NASA Hubble Fellowship Program
Sagan Postdoctoral Fellow
Rm. 605B, Campbell Hall
University of California at Berkeley
I am a NASA Hubble Fellowship Program (NHFP) Sagan Postdoctoral Fellow at UC Berkeley. I received my Ph.D. from Harvard University, where I worked with Sean Andrews and the CfA circumstellar disk group. My previous postdoc was at the Kavli Institute for Particle Astrophysics and Cosmology (KIPAC) at Stanford University, where I worked with the Gemini Planet Imager (GPI) group, led by Bruce Macintosh. I study a variety of topics related to young stars, protoplanetary disks, pre-main sequence evolution, and exoplanets.
Mass is the fundamental property that determines the evolutionary path of a star. In particular, the masses of young stars are of great relevance to many astrophysical problems, including star and planet formation. We have developed a novel approach that combines spatially resolved sub-millimeter spectral line imaging and optical/near-infrared high resolution spectroscopy to derive the fundamental properties of a young star: mass, temperature, and radius. By applying our technique to a sample of pre-main sequence stars, we are mapping out a dynamically-calibrated Hertzsprung-Russell diagram for the express purpose of evaluating pre-main sequence evolutionary models. I use the Atacama Large Millimeter Array (ALMA) to gain a multi-wavelength understanding of young stellar systems and understand the planet formation process.
View these posts for more detail about my projects
We have developed a framework for spectroscopic inference that we believe is a significant step towards fulfilling the astronomer’s dream of using all of the data, called Starfish.

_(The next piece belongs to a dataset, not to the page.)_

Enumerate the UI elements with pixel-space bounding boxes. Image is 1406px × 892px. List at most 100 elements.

Our statistical framework attempts to overcome many of the difficulties inherent to deriving fundamental stellar properties from high resolution spectra. Principally, at high resolution and high sensitivity, model systematics—such as inaccuracies in the strengths of particular lines—will dominate the noise budget. We address these problems by accounting for the covariant structure of the residuals that can result from fitting models to data in this high signal-to-noise, high spectral resolution regime. Using some of the machinery developed by the field of Gaussian processes, we can parameterize the covariant structure both due to general line mis-matches as well as specific “outlier” spectral lines due to pathological errors in the atomic and molecular line databases.